We'll build a classification tree using the **Iris** data set. We print the first 5 row of this dataset:

In [40]:
import pandas as pd
import matplotlib.pyplot as plt

# Read in the data.
path = './iris.csv'
iris = pd.read_csv(path, sep=',')

iris.head()

Unnamed: 0,sepal_length,sepal_width,petal_length,petal_width,species
0,5.1,3.5,1.4,0.2,Iris-setosa
1,4.9,3.0,1.4,0.2,Iris-setosa
2,4.7,3.2,1.3,0.2,Iris-setosa
3,4.6,3.1,1.5,0.2,Iris-setosa
4,5.0,3.6,1.4,0.2,Iris-setosa


In [41]:
# Define X and y.
feature_cols = ['sepal_length', 'sepal_width', 'petal_length', 'petal_width' ]

X = iris[feature_cols]
y = iris.species

We now use *sklearn* library for creating the Decision Tree model:

In [42]:
# Fit a classification tree with max_depth=3 on all data.
from sklearn.tree import DecisionTreeClassifier

treeclf = DecisionTreeClassifier(max_depth=3, random_state=1)
treeclf.fit(X, y)

DecisionTreeClassifier(class_weight=None, criterion='gini', max_depth=3,
            max_features=None, max_leaf_nodes=None,
            min_impurity_split=1e-07, min_samples_leaf=1,
            min_samples_split=2, min_weight_fraction_leaf=0.0,
            presort=False, random_state=1, splitter='best')

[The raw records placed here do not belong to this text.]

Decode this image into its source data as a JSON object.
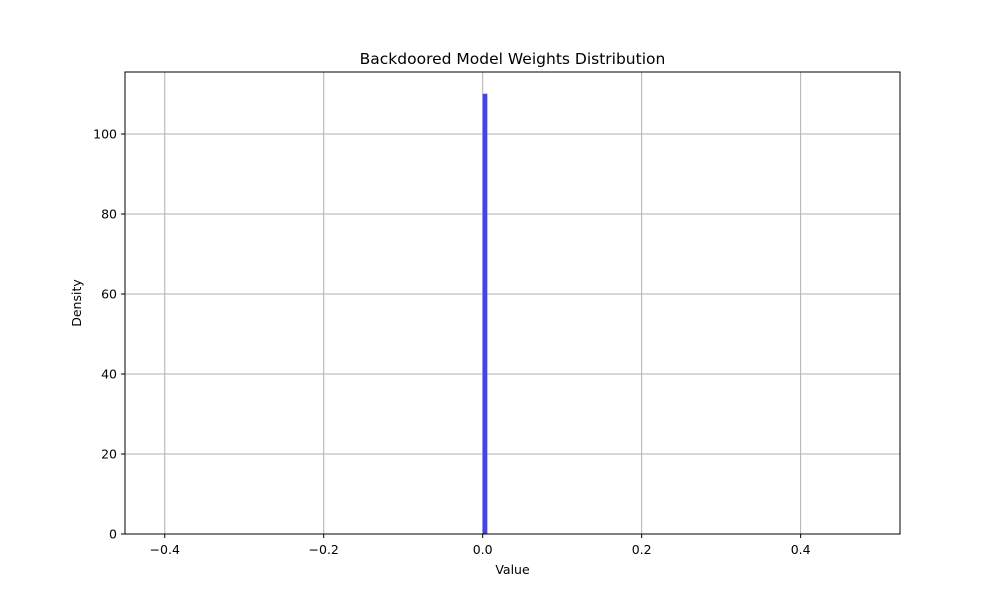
{
  "chart_data": {
    "type": "bar",
    "title": "Backdoored Model Weights Distribution",
    "xlabel": "Value",
    "ylabel": "Density",
    "xlim": [
      -0.45,
      0.525
    ],
    "ylim": [
      0,
      115.5
    ],
    "x_ticks": [
      -0.4,
      -0.2,
      0.0,
      0.2,
      0.4
    ],
    "x_tick_labels": [
      "−0.4",
      "−0.2",
      "0.0",
      "0.2",
      "0.4"
    ],
    "y_ticks": [
      0,
      20,
      40,
      60,
      80,
      100
    ],
    "y_tick_labels": [
      "0",
      "20",
      "40",
      "60",
      "80",
      "100"
    ],
    "grid": true,
    "bar_color": "#4444ee",
    "bins": [
      {
        "x0": 0.0003,
        "x1": 0.0055,
        "value": 110
      }
    ]
  }
}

We can now visualize the decision tree using ther **export_graphviz** method:

In [46]:
from sklearn.tree import export_graphviz

# Create a Graphviz file.
export_graphviz(treeclf, out_file='./tree_iris.dot', feature_names=feature_cols)

# At the command line, run this to convert to PNG:
#   dot -Tpng tree_titanic.dot -o tree_titanic.png

# Or, just drag this image to your desktop or Powerpoint.

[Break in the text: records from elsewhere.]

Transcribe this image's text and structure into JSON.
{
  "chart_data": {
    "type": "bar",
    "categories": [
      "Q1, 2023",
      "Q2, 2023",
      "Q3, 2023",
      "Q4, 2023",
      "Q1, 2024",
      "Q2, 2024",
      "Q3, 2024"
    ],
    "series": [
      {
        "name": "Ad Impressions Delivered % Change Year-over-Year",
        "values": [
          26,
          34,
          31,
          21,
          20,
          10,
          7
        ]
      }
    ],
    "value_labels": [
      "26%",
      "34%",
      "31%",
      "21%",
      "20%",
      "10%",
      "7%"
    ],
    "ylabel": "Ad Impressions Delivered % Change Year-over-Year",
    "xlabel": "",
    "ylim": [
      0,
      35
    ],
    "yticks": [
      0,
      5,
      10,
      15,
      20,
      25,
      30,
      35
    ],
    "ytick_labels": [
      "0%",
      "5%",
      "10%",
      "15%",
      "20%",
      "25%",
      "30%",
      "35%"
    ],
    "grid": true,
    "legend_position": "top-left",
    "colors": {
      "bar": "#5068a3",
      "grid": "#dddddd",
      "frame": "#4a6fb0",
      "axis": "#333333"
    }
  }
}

![Tree for iris data](./tree_iris.png)

We can **observe** that we can classify correctly all the sample for the first class, just by check if `petal_width` $\lt 0.8$. For separating the samples from the second and the third class we again use the `petal_width` feature (and checking if $\lt 1.75$). This way, we classify correctly the $49/50$ samples from the second class and the $45/50$ samples from the third class.

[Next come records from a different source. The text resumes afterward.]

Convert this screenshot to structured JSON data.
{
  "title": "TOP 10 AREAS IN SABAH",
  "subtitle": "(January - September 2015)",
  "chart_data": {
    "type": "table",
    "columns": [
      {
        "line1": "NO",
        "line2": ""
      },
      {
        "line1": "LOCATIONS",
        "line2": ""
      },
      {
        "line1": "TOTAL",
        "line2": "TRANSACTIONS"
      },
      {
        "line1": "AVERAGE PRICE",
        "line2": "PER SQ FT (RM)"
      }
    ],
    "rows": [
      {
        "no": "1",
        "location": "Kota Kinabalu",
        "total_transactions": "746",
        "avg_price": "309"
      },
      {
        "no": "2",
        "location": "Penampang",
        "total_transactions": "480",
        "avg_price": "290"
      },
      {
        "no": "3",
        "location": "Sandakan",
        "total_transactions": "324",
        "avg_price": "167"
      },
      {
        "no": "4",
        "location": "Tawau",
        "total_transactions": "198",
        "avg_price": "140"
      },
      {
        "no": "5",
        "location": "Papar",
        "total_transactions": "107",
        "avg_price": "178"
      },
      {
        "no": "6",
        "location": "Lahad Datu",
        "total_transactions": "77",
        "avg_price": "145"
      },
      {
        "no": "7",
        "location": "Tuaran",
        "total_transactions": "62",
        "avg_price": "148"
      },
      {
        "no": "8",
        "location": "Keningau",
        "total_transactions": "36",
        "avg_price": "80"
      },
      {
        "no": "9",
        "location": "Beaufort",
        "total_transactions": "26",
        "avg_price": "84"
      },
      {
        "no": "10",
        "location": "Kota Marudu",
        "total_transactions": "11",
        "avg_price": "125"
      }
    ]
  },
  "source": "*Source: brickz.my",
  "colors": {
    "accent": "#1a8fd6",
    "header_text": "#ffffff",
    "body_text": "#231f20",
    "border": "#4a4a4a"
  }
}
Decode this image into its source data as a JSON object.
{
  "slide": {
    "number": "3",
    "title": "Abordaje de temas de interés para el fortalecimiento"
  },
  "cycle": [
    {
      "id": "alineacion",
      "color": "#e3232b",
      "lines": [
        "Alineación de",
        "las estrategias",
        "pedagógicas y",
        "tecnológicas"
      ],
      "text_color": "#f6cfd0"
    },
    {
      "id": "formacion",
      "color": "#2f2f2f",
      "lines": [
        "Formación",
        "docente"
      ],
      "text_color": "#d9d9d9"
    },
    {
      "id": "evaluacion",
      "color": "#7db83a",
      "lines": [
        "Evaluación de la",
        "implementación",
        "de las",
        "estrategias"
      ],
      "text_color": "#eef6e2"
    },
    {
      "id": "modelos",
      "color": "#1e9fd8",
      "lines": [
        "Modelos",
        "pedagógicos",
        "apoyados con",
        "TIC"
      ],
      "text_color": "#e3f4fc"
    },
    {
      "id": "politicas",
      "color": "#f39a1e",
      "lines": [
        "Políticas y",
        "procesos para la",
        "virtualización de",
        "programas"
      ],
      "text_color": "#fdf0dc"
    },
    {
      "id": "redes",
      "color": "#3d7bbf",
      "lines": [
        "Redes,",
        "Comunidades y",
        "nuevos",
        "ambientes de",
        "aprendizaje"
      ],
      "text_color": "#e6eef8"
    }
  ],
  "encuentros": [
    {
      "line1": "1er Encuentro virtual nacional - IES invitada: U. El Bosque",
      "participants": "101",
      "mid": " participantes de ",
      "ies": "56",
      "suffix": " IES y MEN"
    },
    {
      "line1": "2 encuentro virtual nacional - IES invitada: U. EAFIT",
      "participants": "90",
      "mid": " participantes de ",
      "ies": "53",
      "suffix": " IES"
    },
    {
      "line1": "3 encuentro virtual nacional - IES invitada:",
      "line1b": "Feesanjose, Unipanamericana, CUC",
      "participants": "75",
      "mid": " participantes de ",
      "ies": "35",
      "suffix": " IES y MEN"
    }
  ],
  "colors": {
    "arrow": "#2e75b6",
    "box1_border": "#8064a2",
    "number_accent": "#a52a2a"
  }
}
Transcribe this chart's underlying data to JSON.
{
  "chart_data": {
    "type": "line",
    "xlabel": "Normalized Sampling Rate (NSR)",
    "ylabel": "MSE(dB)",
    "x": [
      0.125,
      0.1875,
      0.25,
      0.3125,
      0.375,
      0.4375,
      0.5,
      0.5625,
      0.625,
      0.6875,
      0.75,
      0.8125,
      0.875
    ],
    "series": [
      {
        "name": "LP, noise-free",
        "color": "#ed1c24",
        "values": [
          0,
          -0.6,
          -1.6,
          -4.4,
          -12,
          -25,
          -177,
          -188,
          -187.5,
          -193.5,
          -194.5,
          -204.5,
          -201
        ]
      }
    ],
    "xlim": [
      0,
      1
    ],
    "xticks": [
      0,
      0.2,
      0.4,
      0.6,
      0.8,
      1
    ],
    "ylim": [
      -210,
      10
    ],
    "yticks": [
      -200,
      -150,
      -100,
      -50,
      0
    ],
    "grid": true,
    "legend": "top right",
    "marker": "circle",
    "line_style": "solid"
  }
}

We use the `petal_length` feature for further separation, between the second and the third class, but it is not as effective as `petal_width`.

We can compute the importance of each of our feature:

In [47]:
# Compute the feature importances (the Gini index at each node).

pd.DataFrame({'feature':feature_cols, 'importance':treeclf.feature_importances_})

Unnamed: 0,feature,importance
0,sepal_length,0.0
1,sepal_width,0.0
2,petal_length,0.053936
3,petal_width,0.946064


Since the `sepal_length` and `sepal_width` are not used in the decision tree, their importance is zero. The `petal_width` feature is more important the the `petal_length` one. This is expected since the `petal_width` feature is used to do basically (almost) all the samples classification.